Или все те же учебные тексты насчет конституции и деспотизма, Квироги, Риеги. Раевский в ответ спрашивает судей:
„Какой вред могли произвесть имена людей славных, в числе других написанные? Ужели правительство, желая и поощряя образование юношества, запрещает упоминать о том, что помещено в учебных книгах?“
Сабанеев снова не выдержал и к этому месту сделал примечание — „Людей славных Квирога и Риего, кончивших жизнь свою в петле. Генерал Сабанеев“. Однако и эту материю раскапывать не стали… Риего действительно повесили, и как раз в то время, когда Раевский писал протест: Квирогу не вешали… Однако дело не в этом.
Дело в том, что, защищаясь. Раевский почти что смеется над обвинителями: ведь дело ясное, что он революционер, заговорщик; но революция не началась, заговор почти неуловим; он дерзко стимулирует Сабанеева и других углубиться в эти сюжеты и не столько знает, сколько чувствует, что они на это не пойдут: что здесь кроется тайна глубочайшая!
* * *
По-разному складывались отношения судей и подсудимых в российской политической истории. Случалось, пытками выбивали показания о том, чего обвиняемые не делали и даже не собирались делать: недавний пример — сталинские процессы 1936–1938 годов. Чаще все-таки суд стремился выяснить, что было на самом деле; бывало, обвинители точно знали, что совершил обвиняемый, и тот знал, что они верно говорят, но все же — не имеют достаточных доказательств. Если преступник в подобных случаях держался крепко, в частности если судили убежденного революционера, — то возникала нелегкая для самодержавной, деспотической власти коллизия: следовало бы отпустить, оставив в подозрении; но не может же авторитарная власть освободить своего врага только оттого, что не имеет доказательств!
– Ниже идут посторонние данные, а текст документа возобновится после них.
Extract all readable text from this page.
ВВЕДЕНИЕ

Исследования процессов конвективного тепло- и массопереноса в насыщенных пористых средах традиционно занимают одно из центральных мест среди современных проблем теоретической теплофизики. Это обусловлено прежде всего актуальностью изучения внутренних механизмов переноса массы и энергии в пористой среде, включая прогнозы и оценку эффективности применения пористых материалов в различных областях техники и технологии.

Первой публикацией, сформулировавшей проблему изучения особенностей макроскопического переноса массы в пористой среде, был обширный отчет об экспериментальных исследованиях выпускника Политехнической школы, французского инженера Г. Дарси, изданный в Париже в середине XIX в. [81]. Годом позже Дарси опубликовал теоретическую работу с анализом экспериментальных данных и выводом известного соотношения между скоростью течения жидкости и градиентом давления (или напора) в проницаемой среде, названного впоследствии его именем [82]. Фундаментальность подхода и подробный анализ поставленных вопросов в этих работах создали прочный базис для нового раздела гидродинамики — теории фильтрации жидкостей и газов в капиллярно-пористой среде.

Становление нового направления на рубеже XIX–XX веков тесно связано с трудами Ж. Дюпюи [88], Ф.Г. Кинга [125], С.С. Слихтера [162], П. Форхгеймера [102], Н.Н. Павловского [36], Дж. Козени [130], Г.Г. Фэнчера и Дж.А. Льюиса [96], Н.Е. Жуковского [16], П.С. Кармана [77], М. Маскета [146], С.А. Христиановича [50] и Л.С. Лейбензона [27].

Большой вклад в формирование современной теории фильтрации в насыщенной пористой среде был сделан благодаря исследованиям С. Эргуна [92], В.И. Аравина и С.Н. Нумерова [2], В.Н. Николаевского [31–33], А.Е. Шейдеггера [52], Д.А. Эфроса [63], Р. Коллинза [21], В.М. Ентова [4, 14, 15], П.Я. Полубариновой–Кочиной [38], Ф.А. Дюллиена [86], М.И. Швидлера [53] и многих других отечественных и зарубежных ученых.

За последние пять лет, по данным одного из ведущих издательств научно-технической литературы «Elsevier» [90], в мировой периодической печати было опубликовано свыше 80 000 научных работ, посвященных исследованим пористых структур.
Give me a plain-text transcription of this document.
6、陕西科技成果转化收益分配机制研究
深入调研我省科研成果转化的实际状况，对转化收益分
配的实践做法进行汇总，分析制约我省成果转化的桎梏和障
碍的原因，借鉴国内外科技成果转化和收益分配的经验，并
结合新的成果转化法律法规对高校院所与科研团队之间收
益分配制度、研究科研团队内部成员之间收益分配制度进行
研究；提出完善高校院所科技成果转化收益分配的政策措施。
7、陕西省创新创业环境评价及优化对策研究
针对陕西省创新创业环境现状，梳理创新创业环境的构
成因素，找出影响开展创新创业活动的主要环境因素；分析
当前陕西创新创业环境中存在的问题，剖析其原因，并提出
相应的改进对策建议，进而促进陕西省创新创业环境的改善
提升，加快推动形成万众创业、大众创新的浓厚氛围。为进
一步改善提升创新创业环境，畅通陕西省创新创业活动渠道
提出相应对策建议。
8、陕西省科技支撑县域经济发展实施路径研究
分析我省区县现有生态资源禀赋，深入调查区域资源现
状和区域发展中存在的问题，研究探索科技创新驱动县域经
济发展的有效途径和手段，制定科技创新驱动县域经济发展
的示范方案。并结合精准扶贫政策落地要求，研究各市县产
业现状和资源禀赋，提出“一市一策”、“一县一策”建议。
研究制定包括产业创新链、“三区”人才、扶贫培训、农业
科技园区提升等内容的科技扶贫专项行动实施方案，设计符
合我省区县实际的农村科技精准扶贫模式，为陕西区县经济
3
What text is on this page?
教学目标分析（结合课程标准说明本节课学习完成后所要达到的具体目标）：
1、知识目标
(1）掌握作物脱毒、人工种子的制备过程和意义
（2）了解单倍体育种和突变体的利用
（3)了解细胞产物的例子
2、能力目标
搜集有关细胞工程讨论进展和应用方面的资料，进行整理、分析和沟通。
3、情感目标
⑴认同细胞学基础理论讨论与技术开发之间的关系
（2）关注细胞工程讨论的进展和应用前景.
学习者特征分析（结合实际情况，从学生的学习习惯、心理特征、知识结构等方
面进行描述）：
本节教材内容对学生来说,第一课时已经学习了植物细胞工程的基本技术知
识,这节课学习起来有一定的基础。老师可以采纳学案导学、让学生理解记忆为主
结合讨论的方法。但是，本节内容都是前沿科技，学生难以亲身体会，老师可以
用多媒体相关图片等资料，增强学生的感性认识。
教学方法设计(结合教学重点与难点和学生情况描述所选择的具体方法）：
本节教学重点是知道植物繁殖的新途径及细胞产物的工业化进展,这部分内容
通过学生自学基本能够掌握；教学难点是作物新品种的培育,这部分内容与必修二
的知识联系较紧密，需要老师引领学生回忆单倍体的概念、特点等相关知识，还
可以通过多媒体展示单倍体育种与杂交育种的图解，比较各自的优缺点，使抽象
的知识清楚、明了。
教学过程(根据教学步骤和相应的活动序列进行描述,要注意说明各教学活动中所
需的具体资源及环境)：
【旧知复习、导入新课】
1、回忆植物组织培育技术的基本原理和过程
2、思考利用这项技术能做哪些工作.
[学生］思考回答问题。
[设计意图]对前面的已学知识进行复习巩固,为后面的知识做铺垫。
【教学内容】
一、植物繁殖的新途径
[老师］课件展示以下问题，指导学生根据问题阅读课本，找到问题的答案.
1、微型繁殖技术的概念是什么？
Почти через 40 лет после процесса Раевского в Петербурге будут судить Чернышевского. Следователи и судьи знали, что он „революционер № 1“, но ловок — не достанешь. И тогда прибегли к фальшивке, подделали почерк Николая Гавриловича на весьма компрометирующем документе; подделали, чтобы доказать… правду (то есть причастность Чернышевского к революции и, кстати, именно к этому документу); иногда наши историки столь увлекаются, разоблачая безобразия царской юстиции, что у них выходит, будто засудили невиновного человека: нет, Чернышевский был чрезвычайно виновен перед той властью, ей было за что его ненавидеть и судить, — но вот доказательств не было, и пришлось подделать!